9. What Word Starts and Ends With “He”? Sleep on a Brainteaser and Wake Up with a Headache

Conclusion

Reviews[edit]

"This fascinating and balanced compendium is the first critical examination of the tricky subject of the role of dreams and dreaming in creative life -- a question which has been pondered since antiquity. Dr. Barrett draws vividly and eloquently on the world's literature as well as her own clinical experience; one leaves this book with much more respect for sleep and dreaming." -Oliver Sacks, MD[1]

"For centuries, people have used dream time to inspire success in their waking life. Paul McCartney credits the Beatles hit 'Yesterday' to a dream. Mary Shelley's Frankenstein also came from a dream . . .er, nightmare. In her new book, The Committee of Sleep, Deirdre Barrett advises success-minded sleepers to keep a notepad by the bedside. "Dreaming is a time when unheard parts of ourselves are allowed to speak. We would do well to listen.' Sweet dreams!" -USA Today

"Deirdre Barrett collects stories of nocturnal inspiration, including E B White's description of how Stuart Little came to him as he slept, complete with his hat, his cane, and his brisk manner. 'I was deeply touched and felt that I was not free to change him into a grasshopper or a wallaby.'" -The New Yorker[2]

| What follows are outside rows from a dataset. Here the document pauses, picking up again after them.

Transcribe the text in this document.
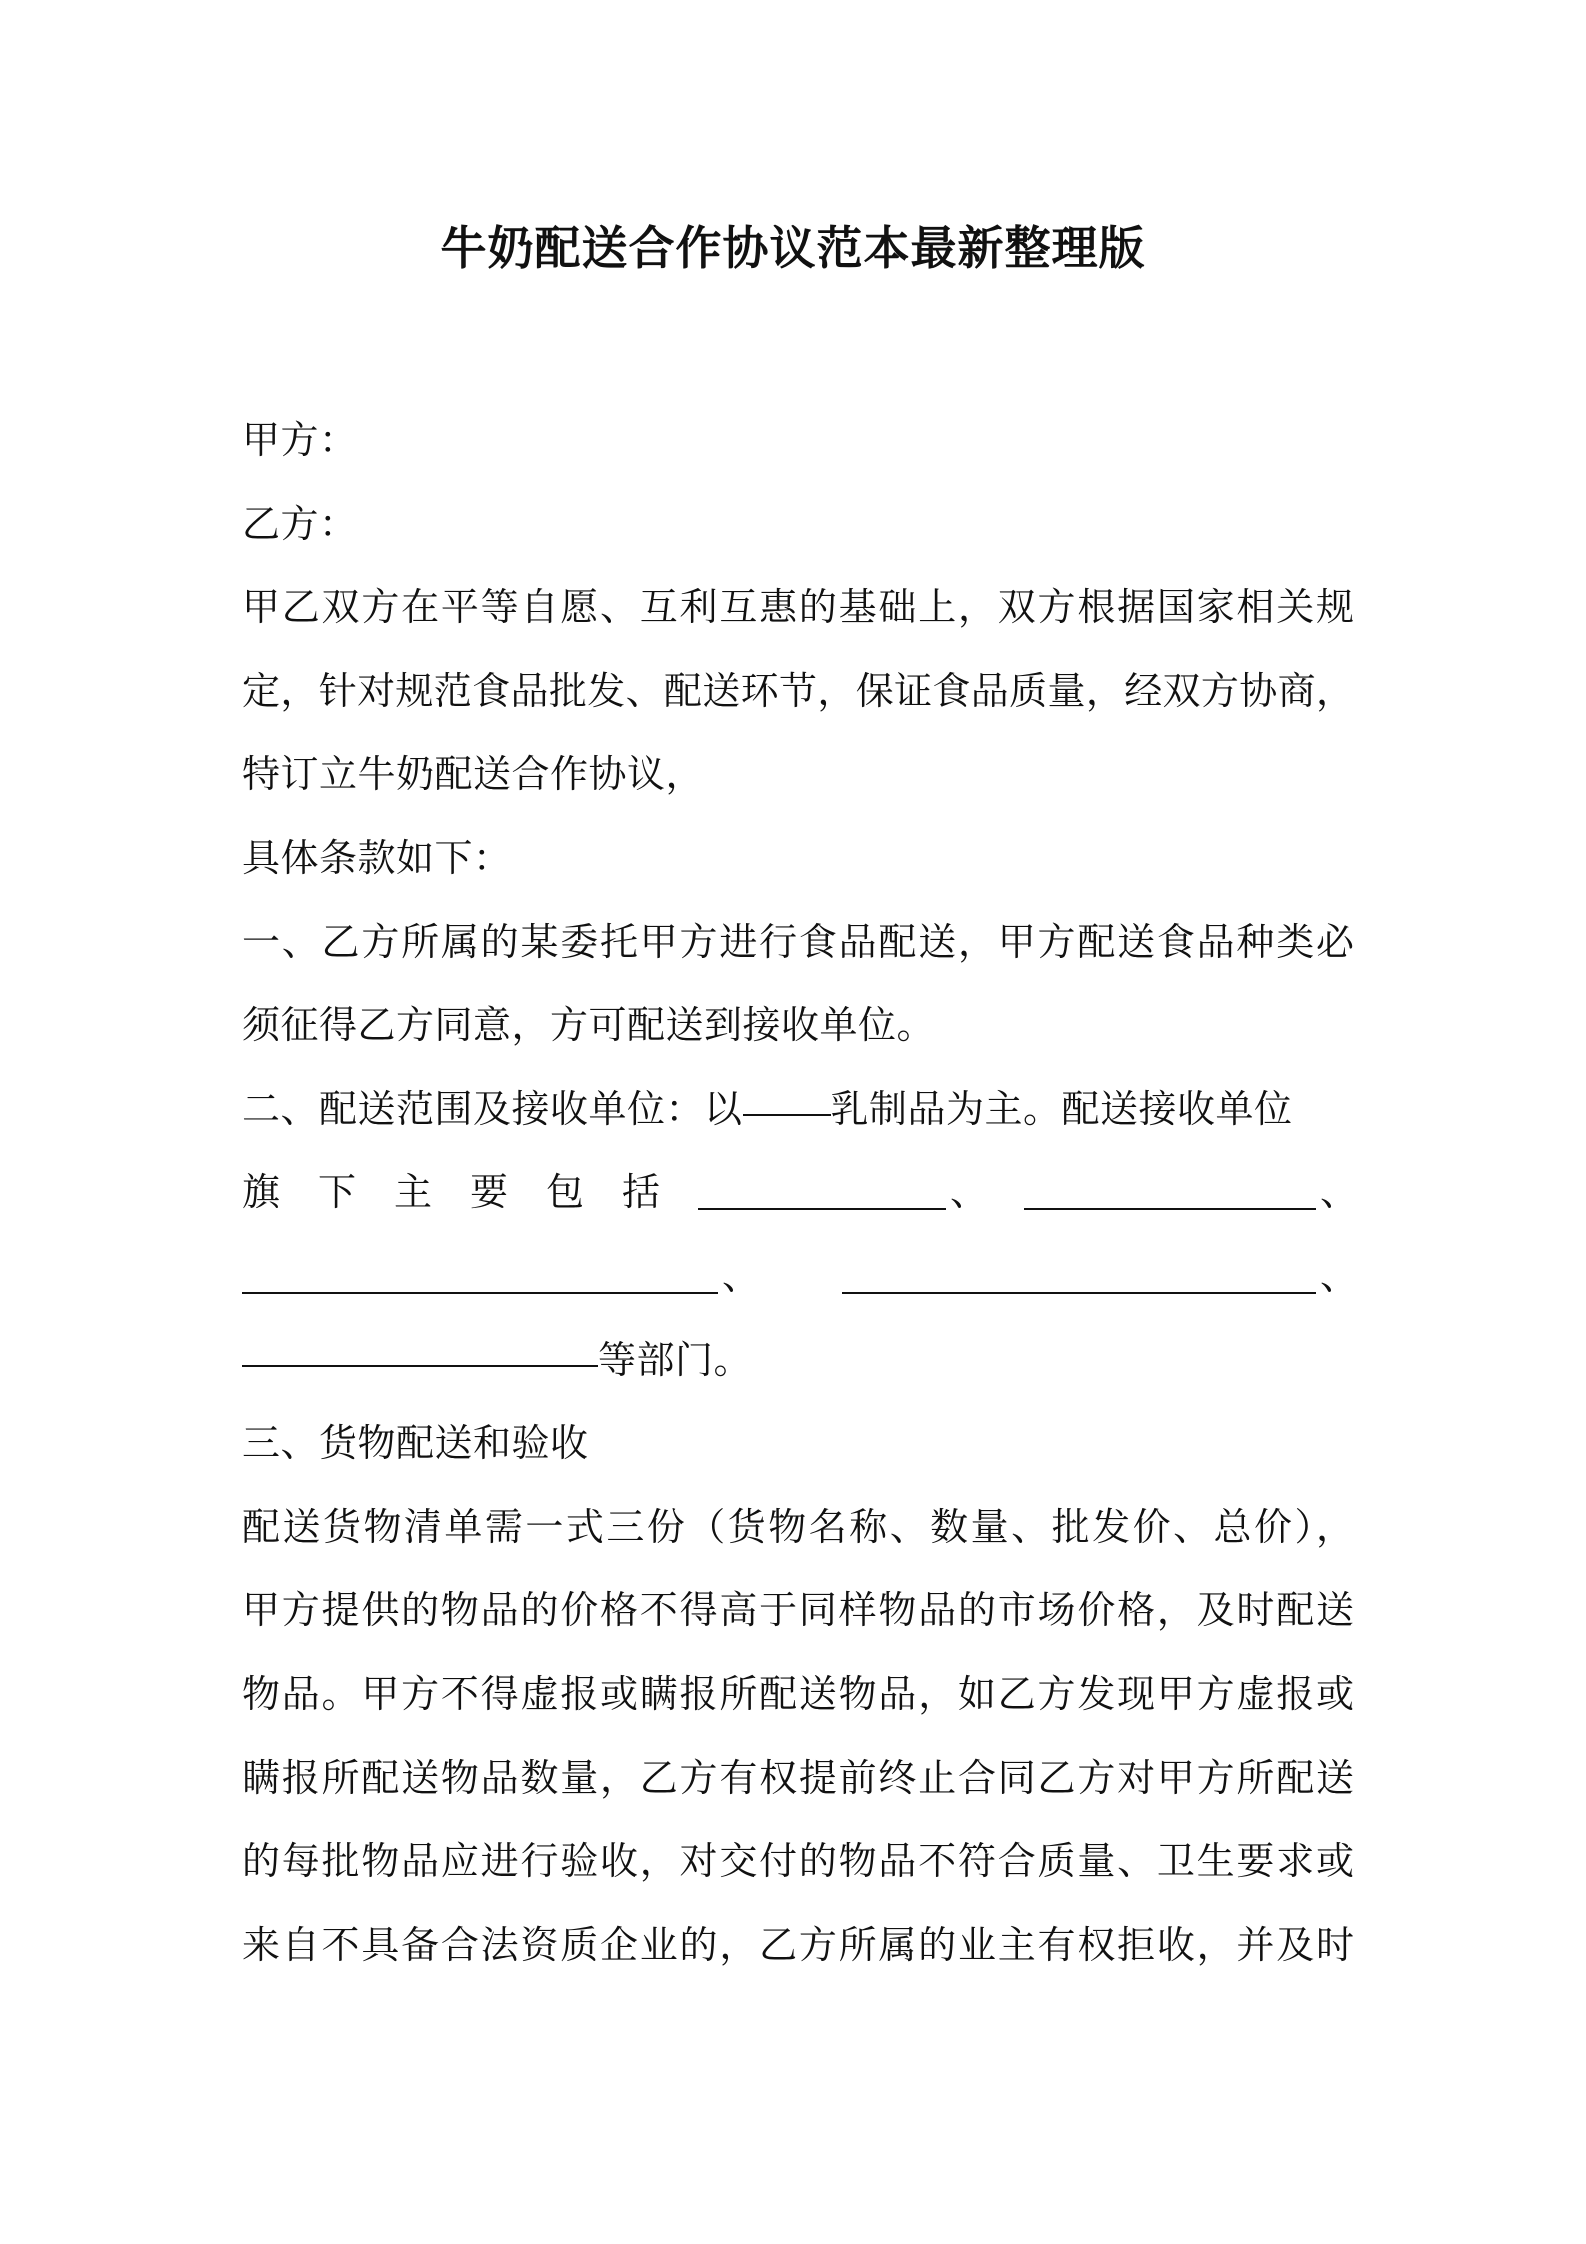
牛奶配送合作协议范本最新整理版
甲方：
乙方：
甲乙双方在平等自愿、互利互惠的基础上，双方根据国家相关规
定，针对规范食品批发、配送环节，保证食品质量，经双方协商，
特订立牛奶配送合作协议，
具体条款如下：
一、乙方所属的某委托甲方进行食品配送，甲方配送食品种类必
须征得乙方同意，方可配送到接收单位。
二、配送范围及接收单位：以 乳制品为主。配送接收单位
旗 下 主 要 包 括	、	、
、	、
等部门。
三、货物配送和验收
配送货物清单需一式三份（货物名称、数量、批发价、总价），
甲方提供的物品的价格不得高于同样物品的市场价格，及时配送
物品。甲方不得虚报或瞒报所配送物品，如乙方发现甲方虚报或
瞒报所配送物品数量，乙方有权提前终止合同乙方对甲方所配送
的每批物品应进行验收，对交付的物品不符合质量、卫生要求或
来自不具备合法资质企业的，乙方所属的业主有权拒收，并及时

"Taking her title from John Steinbeck, who once wrote that "a problem difficult at night is resolved in the morning after the committee of sleep has worked on it," Barrett gathers supporting evidence for the idea that dreams can enhance creativity and solve problems, not only for Nobel Prize winners and other overachievers like Coleridge, Gandhi and Dal¡, but for everyone. Drawing on personal narratives, anecdotal evidence and clinical studies, Barrett (The Pregnant Man and Other Cases from a Hypnotherapist's Couch), a faculty member at Harvard Medical School's department of psychiatry, shows how "the Committee" works across all disciplines and media—including poetry, film, engineering, music, sports and politics. She also crosses cultural boundaries to show that dreams in non-Western societies serve a similar creative function. Intriguingly, Barrett explores dreams that foreshadow "illnesses that did not yet show physical symptoms": one man dreamt of a panther piercing him "just to the left of his spine between his shoulder blades," in exactly the spot where, two months, later a malignant melanoma was found. Barrett provides readers with dream exercises and specific techniques for making the most of their sleeping hours. In addressing the "accuracy of dream recall," she reinforces her credibility by acknowledging a greater "potential for distortion when people other than the dreamer repeat the story." However, her use of the catchall term "Committee" begins to lose its irony through repetition, yielding the occasional impression that Barrett actually believes that some independent body governs dream content. But that's one small stylistic quibble with an otherwise graceful and fascinating work." -Publishers Weekly[3]

References[edit]

  1. ^ "The Committee of Sleep". google.com. 
  2. ^ Freudenberger, Nell. “To Sleep, Perchance to Dream.” The New Yorker. 05/21/2001, Vol. 77 Issue 12, p. 22-22.
  3. ^ Publishers Weekly Book Review: The Committee of Sleep by Deirdre Barrett, PhD" (2001) Cahners Business Information, Inc.